Последний довод оказался самым веским: паренек успокоился и мгновенно воспылал любовью к Марго.
Оказывается, совсем недалеко, «с версту, не боле», деревня Стрелки, зовут его Ленька, ищет он Милку, которая, «проклятущая, такая шелудивая, где-то колобродит, а стадо пригнали».
Затем Ленька обстоятельно расспросил, откуда я, чей, как сюда попал, много ли набил дичи, настоящая ли «охотницкая» собака Марго, как она дичь «доставляет», сколько она стоит, «ежели щенком купить», какое у меня ружье, женатый ли я и почему на ночь в лесу остаюсь?
Очень мне Ленька пришелся по душе. Волосенки льняные, глазенки от любопытства искорками сверкают, носишка вздернут, зубенки белые, острые, как у мышонка, и по всей симпатичной мордашке разбрызганы веснушки, которые не безобразили, а, наоборот, придавали ей особенно приятную естественность. На вид ему было годов не более девяти-десяти.
Через полчаса мы уже были большими приятелями. Я легко поддался его уговорам ночевать в Стрелках.

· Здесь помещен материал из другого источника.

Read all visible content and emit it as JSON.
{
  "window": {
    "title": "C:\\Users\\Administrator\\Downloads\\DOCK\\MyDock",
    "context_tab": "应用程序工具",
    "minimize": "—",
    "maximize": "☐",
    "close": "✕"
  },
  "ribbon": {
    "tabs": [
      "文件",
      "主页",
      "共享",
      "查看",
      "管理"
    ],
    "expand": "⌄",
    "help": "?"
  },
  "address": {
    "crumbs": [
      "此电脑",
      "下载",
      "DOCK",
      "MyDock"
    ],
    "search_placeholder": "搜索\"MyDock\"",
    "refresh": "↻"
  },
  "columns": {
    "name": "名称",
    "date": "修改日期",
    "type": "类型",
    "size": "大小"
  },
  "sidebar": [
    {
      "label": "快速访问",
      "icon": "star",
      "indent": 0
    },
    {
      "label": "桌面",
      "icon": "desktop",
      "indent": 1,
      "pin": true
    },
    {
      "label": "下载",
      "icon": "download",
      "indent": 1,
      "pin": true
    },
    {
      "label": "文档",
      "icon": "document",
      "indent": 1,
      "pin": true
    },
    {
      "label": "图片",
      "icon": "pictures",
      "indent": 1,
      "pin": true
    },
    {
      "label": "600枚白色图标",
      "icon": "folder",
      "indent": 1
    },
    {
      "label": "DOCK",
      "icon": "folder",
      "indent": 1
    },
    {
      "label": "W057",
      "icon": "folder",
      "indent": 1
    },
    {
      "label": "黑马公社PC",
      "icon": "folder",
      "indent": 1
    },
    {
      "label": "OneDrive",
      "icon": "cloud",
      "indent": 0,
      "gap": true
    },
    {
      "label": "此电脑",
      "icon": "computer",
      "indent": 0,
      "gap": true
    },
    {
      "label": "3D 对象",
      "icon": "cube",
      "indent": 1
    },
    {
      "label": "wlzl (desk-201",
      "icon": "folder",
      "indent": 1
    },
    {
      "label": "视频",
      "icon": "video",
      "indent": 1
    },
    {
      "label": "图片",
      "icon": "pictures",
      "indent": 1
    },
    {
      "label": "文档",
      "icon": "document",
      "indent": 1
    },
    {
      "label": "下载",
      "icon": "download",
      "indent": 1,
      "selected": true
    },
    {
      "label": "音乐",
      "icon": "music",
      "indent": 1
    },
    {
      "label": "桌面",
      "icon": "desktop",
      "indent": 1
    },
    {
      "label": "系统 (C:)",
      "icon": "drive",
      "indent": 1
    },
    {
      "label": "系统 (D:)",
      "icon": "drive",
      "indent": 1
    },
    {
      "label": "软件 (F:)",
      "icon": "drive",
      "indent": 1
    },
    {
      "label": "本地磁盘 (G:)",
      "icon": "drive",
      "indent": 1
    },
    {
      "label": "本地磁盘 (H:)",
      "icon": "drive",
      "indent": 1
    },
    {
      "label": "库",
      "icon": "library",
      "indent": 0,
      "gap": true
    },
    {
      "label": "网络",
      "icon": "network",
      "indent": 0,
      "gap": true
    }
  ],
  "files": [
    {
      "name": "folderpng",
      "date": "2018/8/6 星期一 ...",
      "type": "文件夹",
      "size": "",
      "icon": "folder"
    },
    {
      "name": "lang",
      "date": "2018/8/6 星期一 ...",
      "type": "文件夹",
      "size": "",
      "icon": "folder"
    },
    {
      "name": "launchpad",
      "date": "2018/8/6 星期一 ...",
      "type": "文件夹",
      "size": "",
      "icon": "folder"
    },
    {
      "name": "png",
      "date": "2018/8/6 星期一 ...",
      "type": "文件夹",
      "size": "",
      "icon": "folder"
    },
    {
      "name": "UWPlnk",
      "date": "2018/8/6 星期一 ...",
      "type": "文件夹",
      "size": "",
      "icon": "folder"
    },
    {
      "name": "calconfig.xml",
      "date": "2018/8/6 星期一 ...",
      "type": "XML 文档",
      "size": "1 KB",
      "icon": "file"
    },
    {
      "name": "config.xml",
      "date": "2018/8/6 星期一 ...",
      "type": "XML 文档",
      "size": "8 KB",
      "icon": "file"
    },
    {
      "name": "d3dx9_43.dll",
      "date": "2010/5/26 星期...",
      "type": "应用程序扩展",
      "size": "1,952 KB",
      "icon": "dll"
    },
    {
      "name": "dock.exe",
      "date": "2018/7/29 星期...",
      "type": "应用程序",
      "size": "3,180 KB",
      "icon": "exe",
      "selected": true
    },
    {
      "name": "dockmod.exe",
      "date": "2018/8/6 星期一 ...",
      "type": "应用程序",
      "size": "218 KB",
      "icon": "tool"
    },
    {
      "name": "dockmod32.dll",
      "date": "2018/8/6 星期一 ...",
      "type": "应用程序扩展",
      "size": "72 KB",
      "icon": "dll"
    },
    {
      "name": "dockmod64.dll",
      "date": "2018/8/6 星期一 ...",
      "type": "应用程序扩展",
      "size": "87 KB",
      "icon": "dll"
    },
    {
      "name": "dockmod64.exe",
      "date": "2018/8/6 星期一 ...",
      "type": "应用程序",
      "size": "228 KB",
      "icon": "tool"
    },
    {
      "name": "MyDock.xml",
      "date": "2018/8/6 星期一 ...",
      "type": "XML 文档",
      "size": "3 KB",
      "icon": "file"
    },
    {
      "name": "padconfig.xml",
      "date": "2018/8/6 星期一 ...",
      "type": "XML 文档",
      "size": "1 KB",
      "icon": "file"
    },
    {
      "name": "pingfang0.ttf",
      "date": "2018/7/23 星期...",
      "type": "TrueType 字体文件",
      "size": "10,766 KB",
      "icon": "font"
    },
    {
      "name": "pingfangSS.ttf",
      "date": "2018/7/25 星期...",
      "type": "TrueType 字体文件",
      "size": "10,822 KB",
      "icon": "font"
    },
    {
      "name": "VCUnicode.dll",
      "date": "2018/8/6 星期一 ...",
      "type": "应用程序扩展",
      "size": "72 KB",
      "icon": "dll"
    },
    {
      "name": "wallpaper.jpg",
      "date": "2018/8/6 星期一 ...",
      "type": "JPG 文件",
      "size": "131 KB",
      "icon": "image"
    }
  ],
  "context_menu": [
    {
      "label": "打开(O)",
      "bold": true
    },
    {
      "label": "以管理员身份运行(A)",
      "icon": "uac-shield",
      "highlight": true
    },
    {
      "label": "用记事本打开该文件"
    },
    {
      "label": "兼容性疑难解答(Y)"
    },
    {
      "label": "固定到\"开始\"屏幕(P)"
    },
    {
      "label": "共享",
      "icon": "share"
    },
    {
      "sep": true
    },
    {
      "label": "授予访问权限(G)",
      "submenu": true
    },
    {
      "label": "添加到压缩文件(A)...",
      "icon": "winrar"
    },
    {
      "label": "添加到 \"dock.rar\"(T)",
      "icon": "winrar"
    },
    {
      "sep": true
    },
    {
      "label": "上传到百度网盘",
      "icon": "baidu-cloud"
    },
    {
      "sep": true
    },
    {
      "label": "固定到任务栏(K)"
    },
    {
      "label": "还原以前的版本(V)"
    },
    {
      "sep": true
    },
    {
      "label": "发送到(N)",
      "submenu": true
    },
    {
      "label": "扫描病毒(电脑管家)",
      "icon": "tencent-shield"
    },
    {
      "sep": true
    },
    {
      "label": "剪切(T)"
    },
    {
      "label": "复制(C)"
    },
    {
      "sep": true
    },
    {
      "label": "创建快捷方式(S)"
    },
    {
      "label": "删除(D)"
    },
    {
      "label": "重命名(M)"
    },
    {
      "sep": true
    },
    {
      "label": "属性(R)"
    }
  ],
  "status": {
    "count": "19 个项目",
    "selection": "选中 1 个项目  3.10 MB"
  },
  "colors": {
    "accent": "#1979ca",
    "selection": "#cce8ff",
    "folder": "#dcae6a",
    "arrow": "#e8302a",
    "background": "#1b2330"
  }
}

— Изба у нас большущая! — убеждал он. — А мамки ты не бойся: она горластая, но добрющая, ее никто не боится! А Любка радехонька будет! Летось она заневестилась. Сваты приезжали. Но Любка сказала: «К кому сердце потянет, за того сама пойду!» И убежала на другой конец деревни, к Фроське. Сваты говорят: «Нам обидно!» А мамка закричала: «Не больно-то нуждаемся!» Они и ушли, с чем пришли. Батя хохотал, аж слезы платком вытирал! «Во, — говорит, — как у нас сватов встречают!» Батя в городе на заводе вкалывает. Он у нас здоровенный, во какой!
Ленька поднял над головой руку, показывая, какой у них «здоровенный» батя.
Пришлось снова надевать охотничье снаряжение. Ленька робко попросил «чего не то чуть-чуть поносить», и при этом в глазенках было столько мольбы и надежды, что отказать было невозможно. Я приладил ему через плечо патронташ и надел на шею свисток для Марго.
II
Теперь, десятки лет спустя, перебирая в памяти жизнь моего юного друга, я прихожу к выводу, что именно с того момента, когда его детское плечо впервые перехлестнул ремень патронташа и на тонкий свист Марго послушно подбежала к нему, он стал охотником, или, как объяснял позже его отец, «охотничья зараза вошла в его сердце».
Корову мы увидели при выходе из леса на картофельном поле. Мы пригнали ее в деревню.
В Стрелках всего пятнадцать дворов. Из каждого двора видели, как Ленька с какой-то собакой вскачь гнал по улице корову — как тут не быть переполоху!
Когда я подошел к резному крылечку, Ленька был центром внимания всех обитателей деревни.
Чувствуя себя героем, он сидел на верхней ступеньке, смело обнимая за шею Марго, предупреждая каждого, желающего ее погладить:
— Не трожь, цапнет!
— Сапоги, сапоги куда задевал, постреленок? — на всю деревню вопила звенящим голосом полная женщина.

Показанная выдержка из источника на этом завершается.